At the four day Judicial Review hearing at Cardiff Administrative Court, the judge will consider the legal challenge brought about by six members of the Campaign for Real Recycling (CRR) against Defra and the Welsh Government’s interpretation of ‘separate’ collections under the Waste Framework Directive.
Local authorities and waste management firms will be hoping for the hearing to provide certainty in the future of co-mingled collections, as the case has been ongoing since early 2011.
Should the case go against Defra, it is likely there would be an appeal to the European Courts of Justice, which could lead to further delays in determining the outcome of the dispute.
Much of the debate is likely to centre on Article 11 of the WFD, which states that Member States are required to “set up separate collections of waste where technically, environmentally and economically practicable and appropriate to meet the necessary quality standards for the relevant recycling sectors”.
In its original interpretation of the Directive, Defra stated that co-mingled collections were a form of separate collections.
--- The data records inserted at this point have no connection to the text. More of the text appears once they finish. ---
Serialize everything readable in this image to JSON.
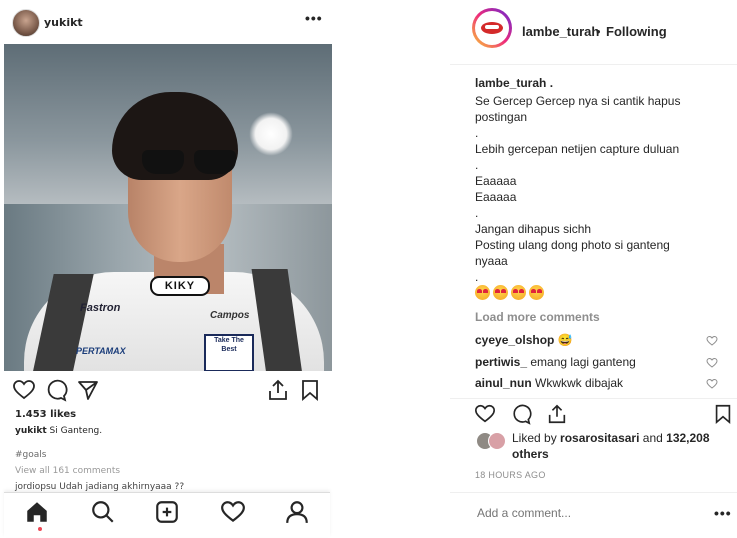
{
  "phone": {
    "username": "yukikt",
    "more": "•••",
    "photo": {
      "shirt_text_kiky": "KIKY",
      "shirt_text_fastron": "Fastron",
      "shirt_text_campos": "Campos",
      "shirt_text_pertamax": "PERTAMAX",
      "badge_text": "Take The Best"
    },
    "likes": "1.453 likes",
    "caption_user": "yukikt",
    "caption_text": "Si Ganteng.",
    "hashtag": "#goals",
    "view_all": "View all 161 comments",
    "partial_comment": "jordiopsu Udah jadiang akhirnyaaa ??",
    "nav": [
      "home-icon",
      "search-icon",
      "add-post-icon",
      "heart-icon",
      "profile-icon"
    ]
  },
  "post": {
    "username": "lambe_turah",
    "separator": "•",
    "follow_status": "Following",
    "caption_user": "lambe_turah .",
    "caption_lines": [
      "Se Gercep Gercep nya si cantik hapus",
      "postingan",
      ".",
      "Lebih gercepan netijen capture duluan",
      ".",
      "Eaaaaa",
      "Eaaaaa",
      ".",
      "Jangan dihapus sichh",
      "Posting ulang dong photo si ganteng",
      "nyaaa",
      "."
    ],
    "emojis": [
      "heart-eyes-emoji",
      "heart-eyes-emoji",
      "heart-eyes-emoji",
      "heart-eyes-emoji"
    ],
    "load_more": "Load more comments",
    "comments": [
      {
        "user": "cyeye_olshop",
        "text": "😅"
      },
      {
        "user": "pertiwis_",
        "text": "emang lagi ganteng"
      },
      {
        "user": "ainul_nun",
        "text": "Wkwkwk dibajak"
      }
    ],
    "liked_prefix": "Liked by",
    "liked_user": "rosarositasari",
    "liked_and": "and",
    "liked_others": "132,208 others",
    "time": "18 HOURS AGO",
    "add_comment_placeholder": "Add a comment...",
    "more": "•••"
  },
  "colors": {
    "text": "#262626",
    "muted": "#8e8e8e",
    "divider": "#efefef",
    "notification_dot": "#ed4956"
  }
}
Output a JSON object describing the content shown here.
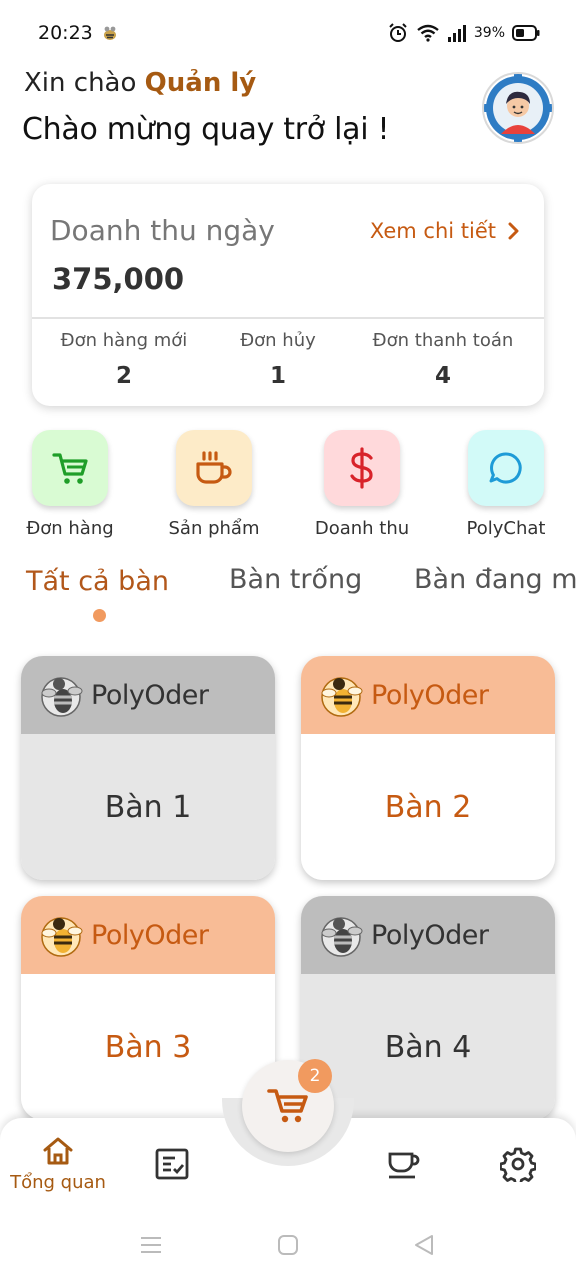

However, when this was challenged by the CRR, the government amended the wording of the regulations in July 2012, stating that separate collections are required 'where they are TEEP' (technically, environmentally and economically practicable).
Local authorities are keen for a speedy resolution to the case, as uncertainty over the future of co-mingling is leading to councils being unable to plan for possible changes to collection services.
Mal Williams, chairman of the CRR, said: “We maintain that separate collections, as required by the Waste Framework Directive, are the best way forward in both economic and environmental terms. This hearing represents an opportunity to clarify what constitutes separate collection and high quality recycling."